И тогда мне предстает Белая Азия, голая, горячая, на раскаленном железном щите.

VIII. Башни Тимура

Изредка в песках оазис: из-под камня выбегает ключ, и люди и животные жадно приникают к его певучей, прозрачной, целомудренной поверхности.

После короткого отдыха трубит гортанный рожок, дикая кавалерия афганцев обгоняет пурпурные носилки, которые медленно и ритмично покачиваются между двух лошадей. Вьючные кони, цепью скованные друг с другом, продолжают свой путь, и только изредка какой-нибудь горячий жеребец с нетерпеливым ржанием старается сбросить со спины гнетущие ящики. Постепенно долина сменяется холмами, и первые всадники вступают на горный перевал. Дикая и прелестная картина: горы как-то неожиданно, почти внезапно сменяют плоскогорье.
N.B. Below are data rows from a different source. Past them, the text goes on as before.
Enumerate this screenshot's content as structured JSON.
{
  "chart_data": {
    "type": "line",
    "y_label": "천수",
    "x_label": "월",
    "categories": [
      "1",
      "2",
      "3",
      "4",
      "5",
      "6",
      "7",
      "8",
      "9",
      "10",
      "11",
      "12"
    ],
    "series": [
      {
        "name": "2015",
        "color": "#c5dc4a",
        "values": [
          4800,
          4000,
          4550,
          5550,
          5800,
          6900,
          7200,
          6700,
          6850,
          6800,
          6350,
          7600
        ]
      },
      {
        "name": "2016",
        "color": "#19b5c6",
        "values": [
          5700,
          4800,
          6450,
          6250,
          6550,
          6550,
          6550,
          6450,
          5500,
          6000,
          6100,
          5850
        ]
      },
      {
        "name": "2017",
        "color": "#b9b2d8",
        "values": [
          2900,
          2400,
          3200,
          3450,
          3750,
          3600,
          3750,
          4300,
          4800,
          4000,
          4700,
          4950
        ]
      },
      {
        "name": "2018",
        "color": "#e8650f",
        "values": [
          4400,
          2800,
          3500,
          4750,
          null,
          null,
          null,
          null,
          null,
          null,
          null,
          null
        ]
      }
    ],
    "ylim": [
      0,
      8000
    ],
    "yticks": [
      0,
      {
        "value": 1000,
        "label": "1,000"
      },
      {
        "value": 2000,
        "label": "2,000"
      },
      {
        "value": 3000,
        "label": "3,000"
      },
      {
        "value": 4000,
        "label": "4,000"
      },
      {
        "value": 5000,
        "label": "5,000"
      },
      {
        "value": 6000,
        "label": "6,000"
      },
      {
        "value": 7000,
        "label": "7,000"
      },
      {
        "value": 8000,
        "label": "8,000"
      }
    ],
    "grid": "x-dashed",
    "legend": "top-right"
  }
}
Лава, железо и коричневый мрамор висят зубчатыми глыбами над краями прохладных пропастей, вдоль которых солнце медленной золотой завесой опускается в неизмеримую глубину. Их непередаваемый беспорядок и великая стройность не изменялись со дня мироздания, они лежат здесь на краю мира, точно в никому неведомой мастерской, приготовленные для постройки, для творческого акта, который не совершился. Вот над пустотой, пронизанной полуденным жаром, прямые и мощные столпы: само небо могло бы покоиться на их несокрушимой вершине. Вот глыбы, положенные в основание дворца, вот башни, поднятые к солнцу и не знающие головокружения на своей орлиной высоте. В минуту самого жгучего желания жить, когда горы громоздились друг на друга, и среди ликований и каменного скрежета строилась новая вселенная, в пламени и кипящей крови металлов прошла охлаждающая смерть: все остановилось, застыло, уснуло. По лицу земли, искаженному творческой мукой, потекли ледяные ручьи.

Лошади, осторожно ступая сухими и крепкими ногами, спускаются наконец на дно новой долины, где по каменистому ложу бежит горная река. Вздрагивая ушами и глубоко дыша, они пьют чистую и холодную воду. Вокруг великая тишина, горные склоны снизу кажутся совсем отвесными, и на одном из них, блестя повязкой из голубой эмали того действительно неизъяснимого цвета, какой разучились приготовлять современники, высится конусообразная башня – сторожевой пост Тамерлана.

Дальше, уже на краю пустыни, лежит его дворец, преданный разрушению и шакалам. За квадратной высокой стеной – груды опавших кирпичей, но внутри еще цела прохладная сводчатая палата с широкими очагами, с уступами для приготовления пищи и удобными сиденьями. В потолке, среди запутанных граненых сводов, похожих на раковины, узкие отверстия, теперь пропускающие солнечный свет и диких голубей. Раньше через них выдыхался густой и пряный запах жареного мяса, заправленного шафраном и лимонными корками, может быть, меланхолически-воинственные песни Саади, бряцание кувшинов и оружия. По мановению руки, длинной и желтоватой, с ногтями, окрашенными хенной, спешили десятки слуг, белея чалмами, постукивая задками изношенных, когда-то серебром вышитых туфель. Несли воду для омовения, ковры для молитвы и сладострастных игр, горячий плов под червлеными шапками, прогуливали любимую лошадь под белым чапраком, с ожерельем бирюзы на молочной шее. И у низкой двери, ведущей на женскую половину, стоял рослый хазареец и бледнел, если за нею раздавался смех.

Издали трубит гортанный рожок, и наши лошади несколькими скачками выбираются из развалин на палящий простор. Высокая, пошатнувшаяся арка провожает нас молчаливым благословением, ее мягкие очертания – две сомкнутые руки, усталые, готовые опуститься.